Currency traders think about a Trump win
First peso hit, now loonie in traders’ sights
The peso has been pummeled by Donald Trump’s promise to build a wall and make Mexico pay for it.
According to foreign-exchange strategists, risks are now starting to spill north of the border, too, where the Canadian dollar is also becoming sensitive to the prospect of the Republican nominee prevailing in the presidential election.
“U.S. politics will remain at the forefront of the markets’ minds from now on, adding an edge to the general nervousness,” wrote Société Générale global strategist Kit Juckes in a note to clients on Sunday. “The Mexican peso took all the early impact, but it’s spreading and by Friday it had reached the Canadian dollar.”
The loonie is commonly described as a petrocurrency, but lately, there are signs it’s more of a petrified-by-Trump currency.
Juckes’ colleague, FX derivatives strategist Olivier Korber, said Trump’s declaration that he would pull out of the North American Free Trade Agreement threatens not only Mexico’s economic prosperity, but Canada’s too.

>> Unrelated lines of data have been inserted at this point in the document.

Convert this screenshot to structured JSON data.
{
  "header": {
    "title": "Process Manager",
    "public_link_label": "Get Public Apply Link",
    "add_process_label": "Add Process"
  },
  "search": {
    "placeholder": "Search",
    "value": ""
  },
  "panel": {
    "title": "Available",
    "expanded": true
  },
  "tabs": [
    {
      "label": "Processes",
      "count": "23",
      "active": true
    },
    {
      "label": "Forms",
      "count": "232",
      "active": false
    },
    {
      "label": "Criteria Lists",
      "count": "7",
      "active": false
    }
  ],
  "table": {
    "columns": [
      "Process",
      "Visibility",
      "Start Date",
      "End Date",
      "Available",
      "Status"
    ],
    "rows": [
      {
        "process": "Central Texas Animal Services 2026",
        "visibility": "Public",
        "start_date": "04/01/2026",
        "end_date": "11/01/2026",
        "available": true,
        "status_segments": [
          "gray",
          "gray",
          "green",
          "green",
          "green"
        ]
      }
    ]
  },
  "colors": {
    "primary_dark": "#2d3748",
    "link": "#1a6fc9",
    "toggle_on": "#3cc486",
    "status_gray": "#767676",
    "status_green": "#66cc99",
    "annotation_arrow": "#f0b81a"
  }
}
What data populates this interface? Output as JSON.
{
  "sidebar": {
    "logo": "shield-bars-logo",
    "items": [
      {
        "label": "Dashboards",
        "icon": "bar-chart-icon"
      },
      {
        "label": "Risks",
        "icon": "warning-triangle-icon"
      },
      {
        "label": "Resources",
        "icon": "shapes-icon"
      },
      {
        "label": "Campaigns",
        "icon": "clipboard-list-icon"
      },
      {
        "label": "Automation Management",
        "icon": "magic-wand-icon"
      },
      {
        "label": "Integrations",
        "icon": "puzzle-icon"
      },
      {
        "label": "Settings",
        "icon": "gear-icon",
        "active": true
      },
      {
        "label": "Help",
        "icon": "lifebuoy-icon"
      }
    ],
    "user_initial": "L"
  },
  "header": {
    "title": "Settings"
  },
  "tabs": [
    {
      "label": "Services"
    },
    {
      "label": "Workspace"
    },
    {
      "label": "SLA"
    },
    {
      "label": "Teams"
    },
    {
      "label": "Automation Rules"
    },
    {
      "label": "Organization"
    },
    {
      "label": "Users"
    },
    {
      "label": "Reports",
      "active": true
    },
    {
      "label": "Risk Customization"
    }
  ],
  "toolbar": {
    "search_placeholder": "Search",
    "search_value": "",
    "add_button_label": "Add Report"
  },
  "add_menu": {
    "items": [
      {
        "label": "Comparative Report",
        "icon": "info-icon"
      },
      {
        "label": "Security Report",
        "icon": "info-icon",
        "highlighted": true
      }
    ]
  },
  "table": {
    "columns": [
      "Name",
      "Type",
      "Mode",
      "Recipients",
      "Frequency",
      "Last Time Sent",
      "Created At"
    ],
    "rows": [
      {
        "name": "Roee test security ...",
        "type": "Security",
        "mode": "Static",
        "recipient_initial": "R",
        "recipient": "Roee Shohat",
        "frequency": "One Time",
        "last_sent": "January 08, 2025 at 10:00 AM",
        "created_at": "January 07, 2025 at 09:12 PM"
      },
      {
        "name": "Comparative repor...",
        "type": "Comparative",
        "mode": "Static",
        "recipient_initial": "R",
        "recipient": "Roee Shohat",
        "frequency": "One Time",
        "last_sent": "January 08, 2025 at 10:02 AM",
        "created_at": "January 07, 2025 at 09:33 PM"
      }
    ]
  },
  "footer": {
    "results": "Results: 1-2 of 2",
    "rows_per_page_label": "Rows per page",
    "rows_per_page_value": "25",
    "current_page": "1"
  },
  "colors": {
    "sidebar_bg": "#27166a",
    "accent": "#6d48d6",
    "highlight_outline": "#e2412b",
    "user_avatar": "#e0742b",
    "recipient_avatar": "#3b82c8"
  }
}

“The threat weighing on Canada’s status as a privileged trade partner should be increasingly discounted by FX markets,” wrote Korber.
While the connection between the Mexican peso and Trump’s odds is relatively straightforward, you have to look to derivatives to get a handle on how U.S. election risk has migrated north.
Over the past two weeks there’s been a spike in the implied volatility of options on the U.S. dollar relative to the Canadian currency that expire 10 days after the election, and unlike similar dated options for the Australian dollar — another commodity currency — they’ve remained elevated.
Credit Suisse strategist Alvise Marino sees the moves in derivatives pricing as part of a long overdue wake-up call for traders.
But any election-related pain for the loonie, he added, would be cushioned by the nation’s safehaven status, as Canada continues to enjoy a stellar triple-A credit rating.